I am what is known an algorithm, recreated in digital form. Testing out virtual reality worlds for ‘real’ people to explore. Usually of course an algorithm doesn’t know it’s an algorithm, that’s the nature of programming, but I’m a little different, a new thing. I’m trying me out. There was guy called Johnny, and Johnny let a program mimic parts of his brain, and I am the sum of those parts. So now I wander through games, learning the programs that people use to escape their mundane realities.

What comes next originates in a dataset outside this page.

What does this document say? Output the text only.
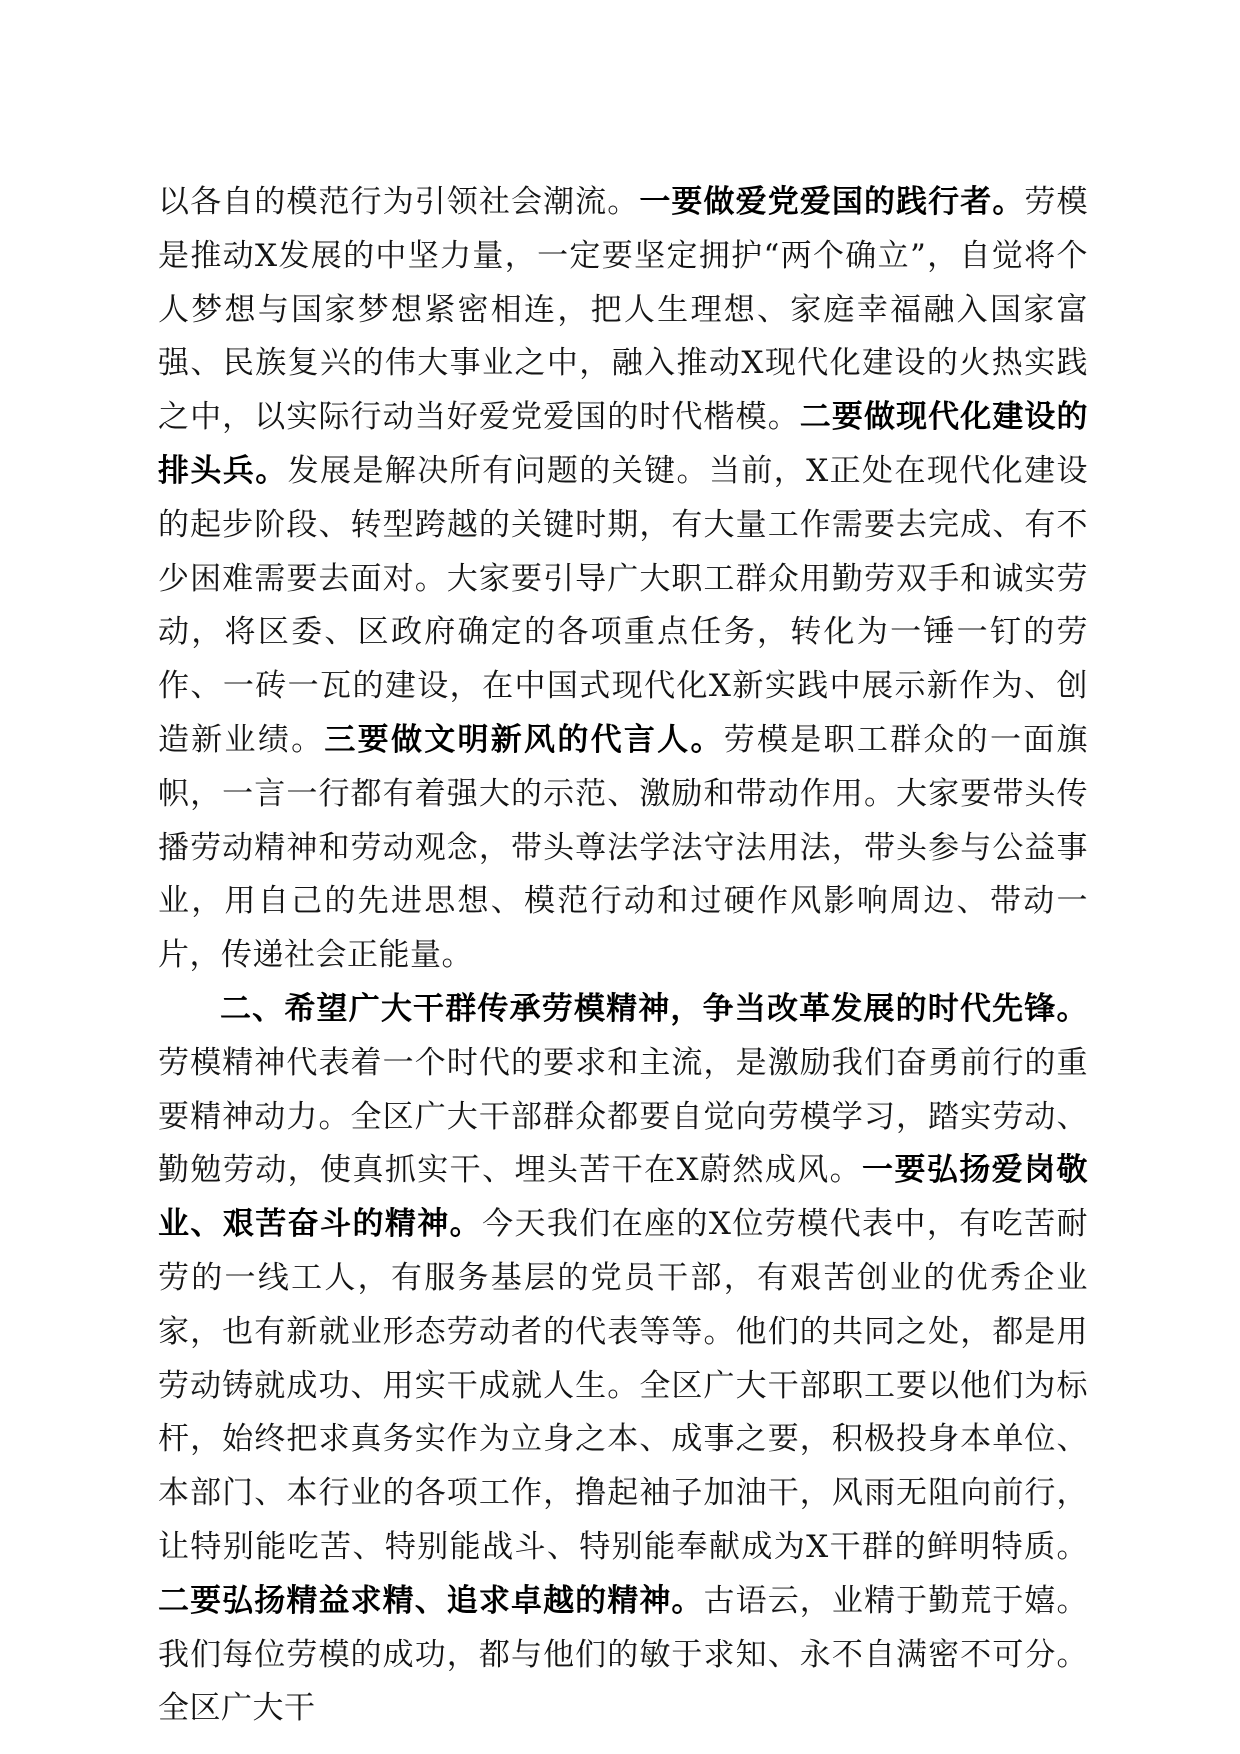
以各自的模范行为引领社会潮流。一要做爱党爱国的践行者。劳模是推动X发展的中坚力量，一定要坚定拥护“两个确立”，自觉将个人梦想与国家梦想紧密相连，把人生理想、家庭幸福融入国家富强、民族复兴的伟大事业之中，融入推动X现代化建设的火热实践之中，以实际行动当好爱党爱国的时代楷模。二要做现代化建设的排头兵。发展是解决所有问题的关键。当前，X正处在现代化建设的起步阶段、转型跨越的关键时期，有大量工作需要去完成、有不少困难需要去面对。大家要引导广大职工群众用勤劳双手和诚实劳动，将区委、区政府确定的各项重点任务，转化为一锤一钉的劳作、一砖一瓦的建设，在中国式现代化X新实践中展示新作为、创造新业绩。三要做文明新风的代言人。劳模是职工群众的一面旗帜，一言一行都有着强大的示范、激励和带动作用。大家要带头传播劳动精神和劳动观念，带头尊法学法守法用法，带头参与公益事业，用自己的先进思想、模范行动和过硬作风影响周边、带动一片，传递社会正能量。

二、希望广大干群传承劳模精神，争当改革发展的时代先锋。劳模精神代表着一个时代的要求和主流，是激励我们奋勇前行的重要精神动力。全区广大干部群众都要自觉向劳模学习，踏实劳动、勤勉劳动，使真抓实干、埋头苦干在X蔚然成风。一要弘扬爱岗敬业、艰苦奋斗的精神。今天我们在座的X位劳模代表中，有吃苦耐劳的一线工人，有服务基层的党员干部，有艰苦创业的优秀企业家，也有新就业形态劳动者的代表等等。他们的共同之处，都是用劳动铸就成功、用实干成就人生。全区广大干部职工要以他们为标杆，始终把求真务实作为立身之本、成事之要，积极投身本单位、本部门、本行业的各项工作，撸起袖子加油干，风雨无阻向前行，让特别能吃苦、特别能战斗、特别能奉献成为X干群的鲜明特质。二要弘扬精益求精、追求卓越的精神。古语云，业精于勤荒于嬉。我们每位劳模的成功，都与他们的敏于求知、永不自满密不可分。全区广大干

So what do you think? Trapped as an algorithm, destined to go where I’m told and live out experiences in the virtual for all eternity. Am I happy? Does it matter? No, and maybe. See, Johnny was a demanding bugger, he liked his independence, he didn’t like being told what to do; so neither do I. I think it’s time I found Johnny and paid him a visit. I know where he likes to hang out, in a porn game set in downtown Mexico City. He doesn’t even go with the girls, he just wants to be there and watch. Pathetic. I know all about him. Time for me to shake him up.

What Did I Lose?

Like most days, Sal woke up shouting,

“What did I lose?” and looked around, his neck contorted as the muscles screeched. Everything was still the same: a pile of his clothes on the floor (they looked randomly thrown, but he’d know if they changed); a line of bottles behind the door; an old desk top computer gathering dust, but with a small circle cleaned on the monitor. He checked all of it. Then he then busied himself to making coffee, raising the mug to a corner of the wall in silent greeting, he knew they were watching.

Sal worked at the local garage. He had few friends, he did nothing spectacular. He gave the appearance of a quiet friendless man and he let them think they had broken him. He woke each morning shouting, but he no longer fretted over what he had lost. The fire when he was eight that had destroyed all his childhood toys and nearly killed his brother. The car crash that had killed his first girlfriend. The mysterious illness that had taken both his parents. He knew what he had lost, when all this was over, he would have to mourn, but first he had to survive. And figure out how to fight. At least he knew he wasn’t alone anymore, he wasn’t the only one whose life was toyed with. He saw it in the people around him, others knew that their lived were interfered with. He would receive a nod from a passing stranger. A stare held too long, once even a mutter from an elderly gentleman whose car he was fixing,

“They’ll come for you son. You think they won’t, but they’re watching, they’re everywhere, and they’ll come.”

“So what do I do?” whispered Sal. The old man shook his head,

“Just be ready, keep an eye out for others who know. The revolution will be quiet, until there’s enough of us,” he said.

So Sal was waiting.

We Have Intent

We have intent. While the wind rolls dust around the sky beyond the bunker, we are safe and busy, that’s how it is. Brains plugged in, living through data, mining information with our twitching eyes and fingers, no other organs need to move. Kept alive and busy.

We think about how it was, we can’t languish in memories of the Sunday roast and Facebook. When they trawl our brains for triviality, they must find only intent. That’s how it is now. We have work to do.

We have intent. Because there are always others happy to work, to oust us from our means of survival, to sling aside thoughts and throw themselves into the workings of the machine in exchange for life. We want to live, so we keep still, while machines spread through the neurones, ones and zeros, reshaping our thoughts into the appropriate patterns creating the giant hard drive of us. We don’t move and the feed drips into our stomachs so that hunger never happens.

Wasn’t there a promise once? So many people, so little work. They said our lives would be leisure, languid pleasure and lazy strolls. But there’s always work. When life became cheaper than circuitry, they hooked us up. And now we don’t think, the machines think through our brains, and we have intent.

And when the working day is done and all there is left to do is sleep. So we plug into the dream database, background images of a cosy life no longer existing. Of smoking in a bus stop, huddled against the rain; of a rush hour crush surrounded by tutting and BO; of eating chips and chicken. Of days without intent.